La TICFE est l’héritière d’une longue série de taxes introduites dans les années 2000 pour financer la transition écologique et l'entrée vers une nouvelle ère énergétique qui favorise les énergies renouvelables.
Quand elle remplace l’accise sur l'électricité en 2004, elle est à 4,50 € par mégawattheure.
Elle augmente au fur et à mesure des années (9 €/MWh en 2012, 16 € euros en 2014, 19 € en 2015) pour atteindre plus de 22 € en 2016.
A l’époque, on justifie ces hausses par les investissements consentis dans les filières d’énergies renouvelables.
Les objectifs de la France comme de l’Europe sont en effet très ambitieux, avec une neutralité carbone visée d’ici 2050 et une prolifération des voitures électriques et, donc, une consommation accrue de ce type d’énergie.
Avec la guerre en Ukraine, la crise financière, qui en découle, change la donne. Pour amortir les pertes des ménages qui paient une augmentation importante, la TICFE est réduite à 1 € par mégawattheure pour les particuliers et 0,50 € pour les entreprises en début d’année 2022, les niveaux les plus bas admis par la législation européenne.
🚱 Cette diminution drastique assèche donc cette source de revenus et ce ne sont pas loin de 20 milliards d’euros qui ne rentrent pas dans les caisses de l'État.
Deux ans plus tard, en 2024, la crise énergétique étant derrière pour l'Europe, les prix redescendent enfin. Le gouvernement annonce alors le rétablissement de la TICFE à un prix de 21 € par mégawattheure. Dans le même temps, et face aux perspectives optimistes concernant le marché de l’énergie, le gouvernement annonce l'augmentation de cette taxe à 32 € par mégawattheure, son niveau d’avant la crise.

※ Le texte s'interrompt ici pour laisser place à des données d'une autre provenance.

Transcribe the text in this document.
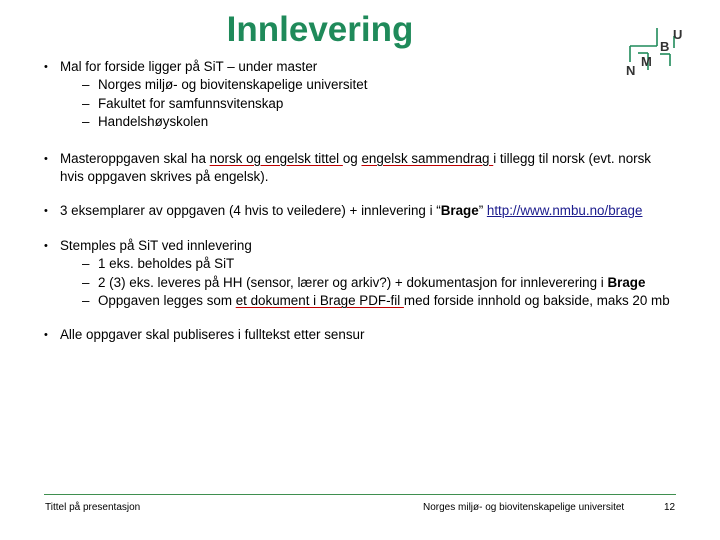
Innlevering
N
M
B
U
• Mal for forside ligger på SiT – under master
– Norges miljø- og biovitenskapelige universitet
– Fakultet for samfunnsvitenskap
– Handelshøyskolen
• Masteroppgaven skal ha norsk og engelsk tittel og engelsk sammendrag i tillegg til norsk (evt. norsk hvis oppgaven skrives på engelsk).
• 3 eksemplarer av oppgaven (4 hvis to veiledere) + innlevering i “Brage” http://www.nmbu.no/brage
• Stemples på SiT ved innlevering
– 1 eks. beholdes på SiT
– 2 (3) eks. leveres på HH (sensor, lærer og arkiv?) + dokumentasjon for innleverering i Brage
– Oppgaven legges som et dokument i Brage PDF-fil med forside innhold og bakside, maks 20 mb
• Alle oppgaver skal publiseres i fulltekst etter sensur
Tittel på presentasjon	Norges miljø- og biovitenskapelige universitet	12
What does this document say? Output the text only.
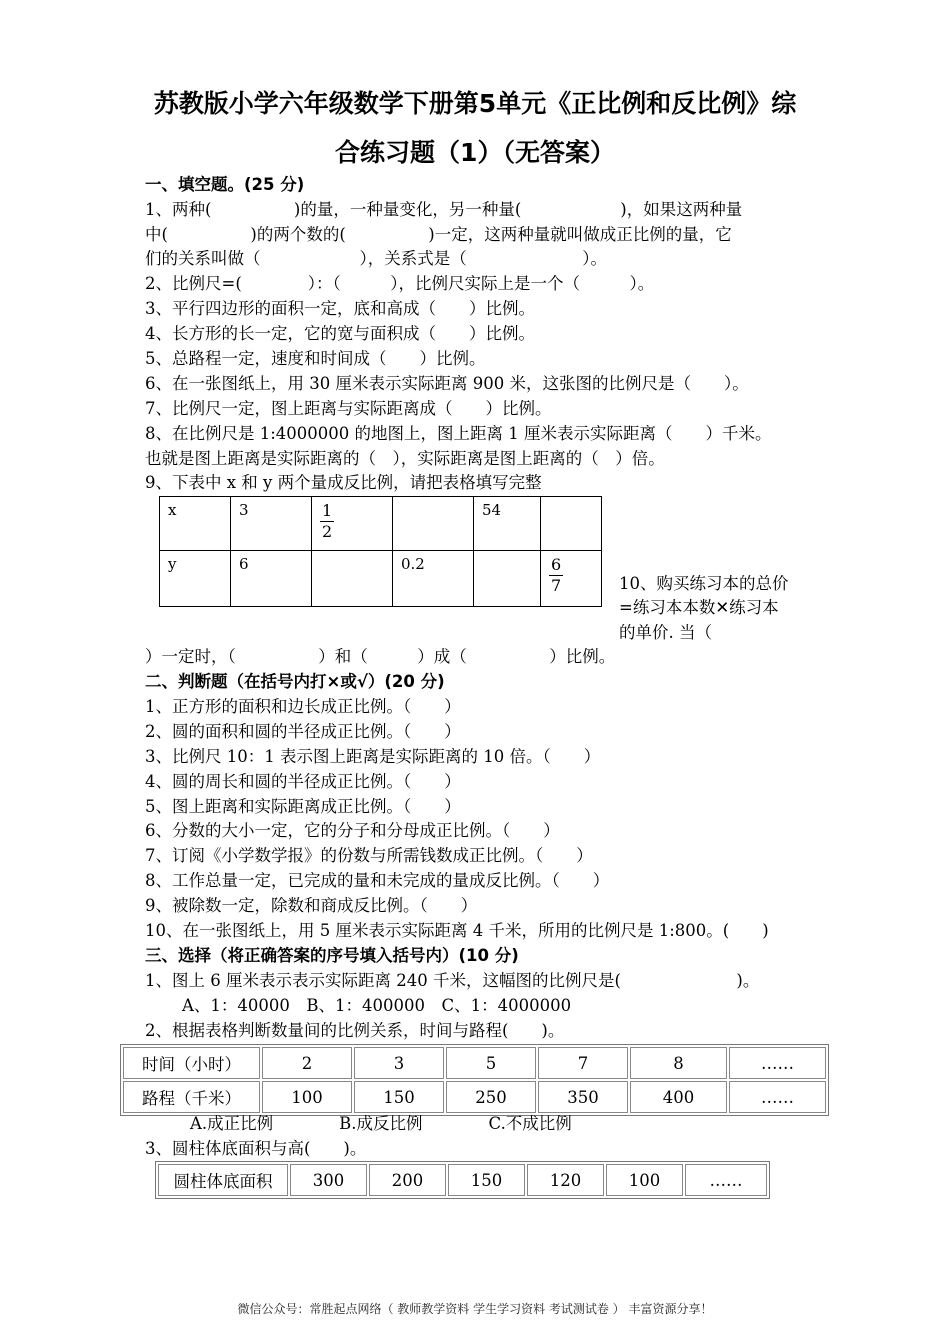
苏教版小学六年级数学下册第5单元《正比例和反比例》综
合练习题（1）（无答案）
一、填空题。(25 分)
1、两种(　　　　　)的量，一种量变化，另一种量(　　　　　　)，如果这两种量
中(　　　　　)的两个数的(　　　　　)一定，这两种量就叫做成正比例的量，它
们的关系叫做（　　　　　　），关系式是（　　　　　　　）。
2、比例尺=(　　　　）：（　　　），比例尺实际上是一个（　　　）。
3、平行四边形的面积一定，底和高成（　　）比例。
4、长方形的长一定，它的宽与面积成（　　）比例。
5、总路程一定，速度和时间成（　　）比例。
6、在一张图纸上，用 30 厘米表示实际距离 900 米，这张图的比例尺是（　　）。
7、比例尺一定，图上距离与实际距离成（　　）比例。
8、在比例尺是 1:4000000 的地图上，图上距离 1 厘米表示实际距离（　　）千米。
也就是图上距离是实际距离的（　），实际距离是图上距离的（　）倍。
9、下表中 x 和 y 两个量成反比例，请把表格填写完整
x	3	$\frac{1}{2}$		54	
y	6		0.2		$\frac{6}{7}$	10、购买练习本的总价
=练习本本数✕练习本
的单价. 当（
）一定时，（　　　　　）和（　　　）成（　　　　　）比例。
二、判断题（在括号内打×或√）(20 分)
1、正方形的面积和边长成正比例。（　　）
2、圆的面积和圆的半径成正比例。（　　）
3、比例尺 10：1 表示图上距离是实际距离的 10 倍。（　　）
4、圆的周长和圆的半径成正比例。（　　）
5、图上距离和实际距离成正比例。（　　）
6、分数的大小一定，它的分子和分母成正比例。（　　）
7、订阅《小学数学报》的份数与所需钱数成正比例。（　　）
8、工作总量一定，已完成的量和未完成的量成反比例。（　　）
9、被除数一定，除数和商成反比例。（　　）
10、在一张图纸上，用 5 厘米表示实际距离 4 千米，所用的比例尺是 1:800。(　　)
三、选择（将正确答案的序号填入括号内）(10 分)
1、图上 6 厘米表示表示实际距离 240 千米，这幅图的比例尺是(　　　　　　　)。
A、1：40000　B、1：400000　C、1：4000000
2、根据表格判断数量间的比例关系，时间与路程(　　)。
时间（小时）	2	3	5	7	8	……
路程（千米）	100	150	250	350	400	……
A.成正比例　　　　B.成反比例　　　　C.不成比例
3、圆柱体底面积与高(　　)。
圆柱体底面积	300	200	150	120	100	……
微信公众号：常胜起点网络（ 教师教学资料 学生学习资料 考试测试卷 ） 丰富资源分享！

Une grosse augmentation donc, qui va toutefois passer inaperçue selon Bercy car le coût sera couvert par la diminution importante du prix du kWh sur le marché européen de l'énergie.

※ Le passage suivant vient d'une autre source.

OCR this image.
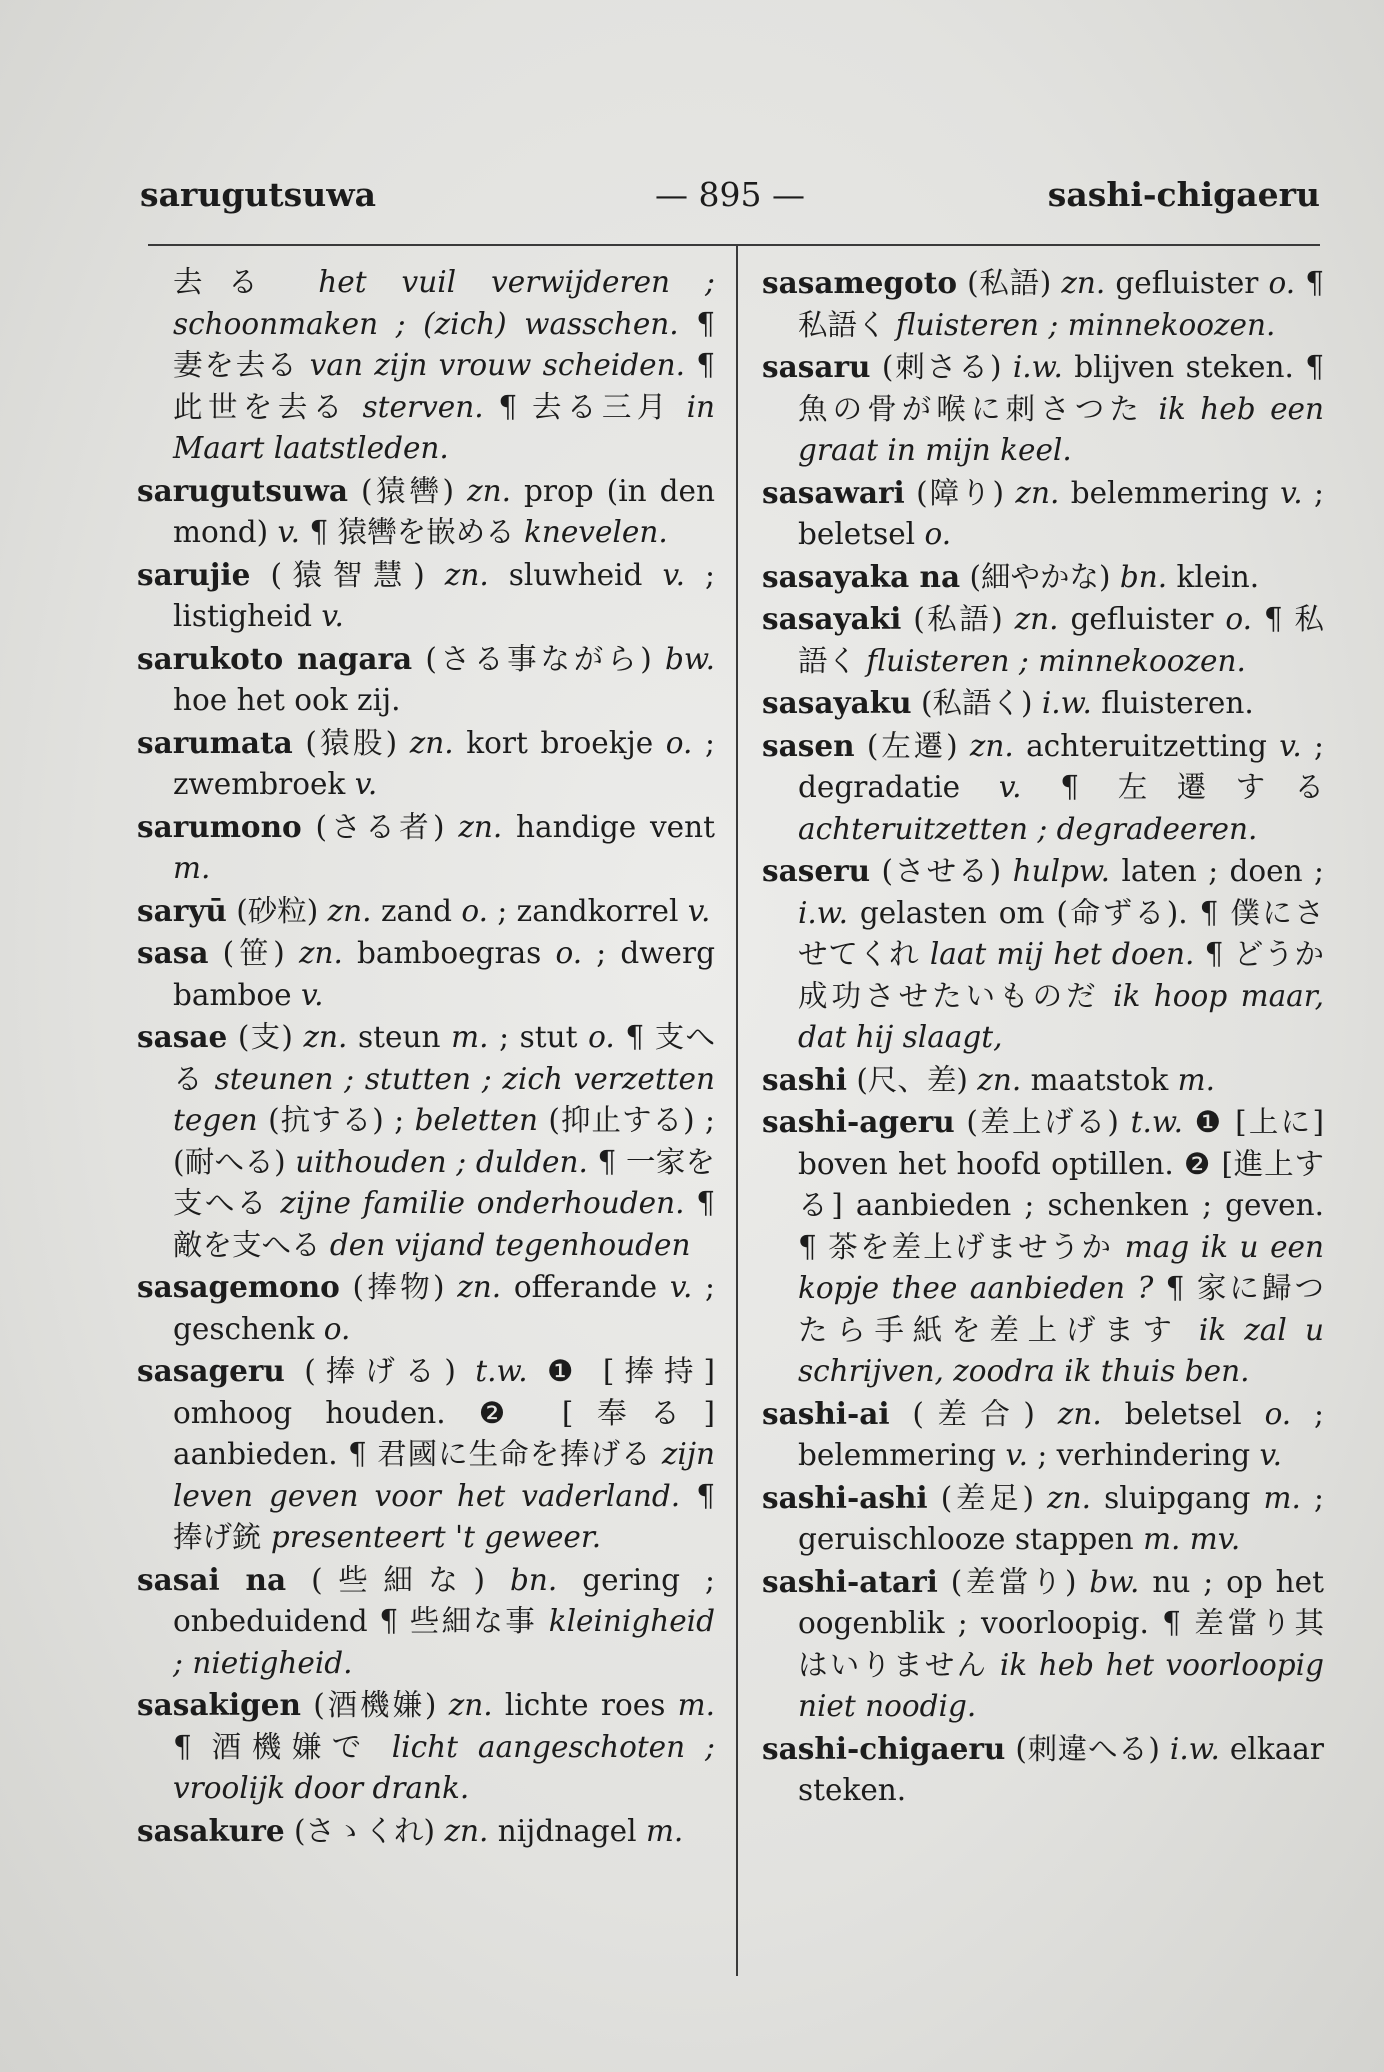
— 895 —
sarugutsuwa	sashi-chigaeru

去る het vuil verwijderen ; schoonmaken ; (zich) wasschen. ¶ 妻を去る van zijn vrouw scheiden. ¶ 此世を去る sterven. ¶ 去る三月 in Maart laatstleden.

sarugutsuwa (猿轡) zn. prop (in den mond) v. ¶ 猿轡を嵌める knevelen.

sarujie (猿智慧) zn. sluwheid v. ; listigheid v.

sarukoto nagara (さる事ながら) bw. hoe het ook zij.

sarumata (猿股) zn. kort broekje o. ; zwembroek v.

sarumono (さる者) zn. handige vent m.

saryū (砂粒) zn. zand o. ; zandkorrel v.

sasa (笹) zn. bamboegras o. ; dwerg bamboe v.

sasae (支) zn. steun m. ; stut o. ¶ 支へる steunen ; stutten ; zich verzetten tegen (抗する) ; beletten (抑止する) ; (耐へる) uithouden ; dulden. ¶ 一家を支へる zijne familie onderhouden. ¶ 敵を支へる den vijand tegenhouden

sasagemono (捧物) zn. offerande v. ; geschenk o.

sasageru (捧げる) t.w. ❶ [捧持] omhoog houden. ❷ [奉る] aanbieden. ¶ 君國に生命を捧げる zijn leven geven voor het vaderland. ¶ 捧げ銃 presenteert 't geweer.

sasai na (些細な) bn. gering ; onbeduidend ¶ 些細な事 kleinigheid ; nietigheid.

sasakigen (酒機嫌) zn. lichte roes m. ¶ 酒機嫌で licht aangeschoten ; vroolijk door drank.

sasakure (さゝくれ) zn. nijdnagel m.

sasamegoto (私語) zn. gefluister o. ¶ 私語く fluisteren ; minnekoozen.

sasaru (刺さる) i.w. blijven steken. ¶ 魚の骨が喉に刺さつた ik heb een graat in mijn keel.

sasawari (障り) zn. belemmering v. ; beletsel o.

sasayaka na (細やかな) bn. klein.

sasayaki (私語) zn. gefluister o. ¶ 私語く fluisteren ; minnekoozen.

sasayaku (私語く) i.w. fluisteren.

sasen (左遷) zn. achteruitzetting v. ; degradatie v. ¶ 左遷する achteruitzetten ; degradeeren.

saseru (させる) hulpw. laten ; doen ; i.w. gelasten om (命ずる). ¶ 僕にさせてくれ laat mij het doen. ¶ どうか成功させたいものだ ik hoop maar, dat hij slaagt,

sashi (尺、差) zn. maatstok m.

sashi-ageru (差上げる) t.w. ❶ [上に] boven het hoofd optillen. ❷ [進上する] aanbieden ; schenken ; geven. ¶ 茶を差上げませうか mag ik u een kopje thee aanbieden ? ¶ 家に歸つたら手紙を差上げます ik zal u schrijven, zoodra ik thuis ben.

sashi-ai (差合) zn. beletsel o. ; belemmering v. ; verhindering v.

sashi-ashi (差足) zn. sluipgang m. ; geruischlooze stappen m. mv.

sashi-atari (差當り) bw. nu ; op het oogenblik ; voorloopig. ¶ 差當り其はいりません ik heb het voorloopig niet noodig.

sashi-chigaeru (刺違へる) i.w. elkaar steken.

📸 Le scoop du journal Les Echos, c’est qu’une augmentation encore plus importante est sur la table et pourrait donc avoir lieu.
L'augmentation au-delà des 32 € annoncés ?

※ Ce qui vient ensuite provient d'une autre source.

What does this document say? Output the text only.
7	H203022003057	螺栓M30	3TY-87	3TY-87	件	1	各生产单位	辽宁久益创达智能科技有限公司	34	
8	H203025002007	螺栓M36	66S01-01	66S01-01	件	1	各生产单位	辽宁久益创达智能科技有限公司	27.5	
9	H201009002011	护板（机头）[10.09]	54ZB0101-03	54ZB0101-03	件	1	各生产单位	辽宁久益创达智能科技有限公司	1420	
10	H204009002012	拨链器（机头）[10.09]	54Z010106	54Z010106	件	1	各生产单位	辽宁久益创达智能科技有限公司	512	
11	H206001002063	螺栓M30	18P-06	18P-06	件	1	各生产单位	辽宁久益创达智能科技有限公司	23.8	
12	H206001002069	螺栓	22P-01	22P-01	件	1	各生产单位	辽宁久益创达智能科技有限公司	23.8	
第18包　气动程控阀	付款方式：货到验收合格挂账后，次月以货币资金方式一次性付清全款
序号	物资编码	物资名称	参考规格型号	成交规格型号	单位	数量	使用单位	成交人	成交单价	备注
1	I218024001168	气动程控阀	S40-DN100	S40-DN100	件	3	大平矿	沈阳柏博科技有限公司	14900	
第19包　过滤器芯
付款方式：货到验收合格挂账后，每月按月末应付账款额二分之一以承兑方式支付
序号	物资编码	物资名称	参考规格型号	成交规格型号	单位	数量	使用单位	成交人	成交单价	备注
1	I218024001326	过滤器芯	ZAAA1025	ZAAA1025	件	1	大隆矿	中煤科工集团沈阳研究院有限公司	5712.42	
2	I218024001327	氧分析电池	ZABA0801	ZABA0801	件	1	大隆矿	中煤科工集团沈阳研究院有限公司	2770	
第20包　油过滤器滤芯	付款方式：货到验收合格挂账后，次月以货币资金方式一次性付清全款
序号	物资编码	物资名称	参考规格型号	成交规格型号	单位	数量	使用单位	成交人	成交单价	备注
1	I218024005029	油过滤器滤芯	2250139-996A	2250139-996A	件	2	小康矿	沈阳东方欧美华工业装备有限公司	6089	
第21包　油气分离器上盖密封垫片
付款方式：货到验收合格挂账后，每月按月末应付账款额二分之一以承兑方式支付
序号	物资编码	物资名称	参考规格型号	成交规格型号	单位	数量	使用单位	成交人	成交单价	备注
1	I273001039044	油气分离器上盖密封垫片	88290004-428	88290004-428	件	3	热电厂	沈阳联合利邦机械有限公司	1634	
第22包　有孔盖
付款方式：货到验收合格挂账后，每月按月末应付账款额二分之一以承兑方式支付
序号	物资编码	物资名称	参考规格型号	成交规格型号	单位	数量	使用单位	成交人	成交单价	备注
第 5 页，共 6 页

Selon le Projet de Loi Finance pour 2025, la taxe pourrait s'établir entre 30.09€ et 50.09€ par MWh (Article 7 du PLF présenté le jeudi 10/10/24 en conseil des ministres)
Selon le journal, cette augmentation pourrait rapporter 6 milliards d'euros sur l'enveloppe de 60 milliards recherchés.
La TICFE concernant tous les contrats, elle se répercute donc forcément sur la facture d'électricité.
Qu’il s’agisse de contrats aux prix réglementés (la baisse prévue par la CRE sera moins importante sur la taxe et plus élevée que les prévisions déclarées par le ministère) ou des contrats aux prix du marché, la facture augmentera.
Comme les prix du kWh ont beaucoup diminué, la réduction sera donc moindre (si on prend le tarif élevé de l’année dernière par exemple). Toutefois, à la moindre augmentation des tarifs, cette taxe pourrait alors peser dans le budget des Français-es.
Le problème de l’augmentation d’une telle taxe est qu’elle contrevient aux objectifs long terme du pays. En effet, rapportée aux émissions de CO2 qu'elle génère, l'électricité est bien plus taxée que les énergies issues de ressources fossiles comme l’essence, le charbon ou le gaz naturel.
🛢️ Avec cette augmentation potentielle, l'électricité serait entre 7 et 12 fois plus taxée que le gaz naturel (en fonction des valeurs qui seront retenues), si on rapporte cela aux émissions de dioxyde de carbone. Rien que ça.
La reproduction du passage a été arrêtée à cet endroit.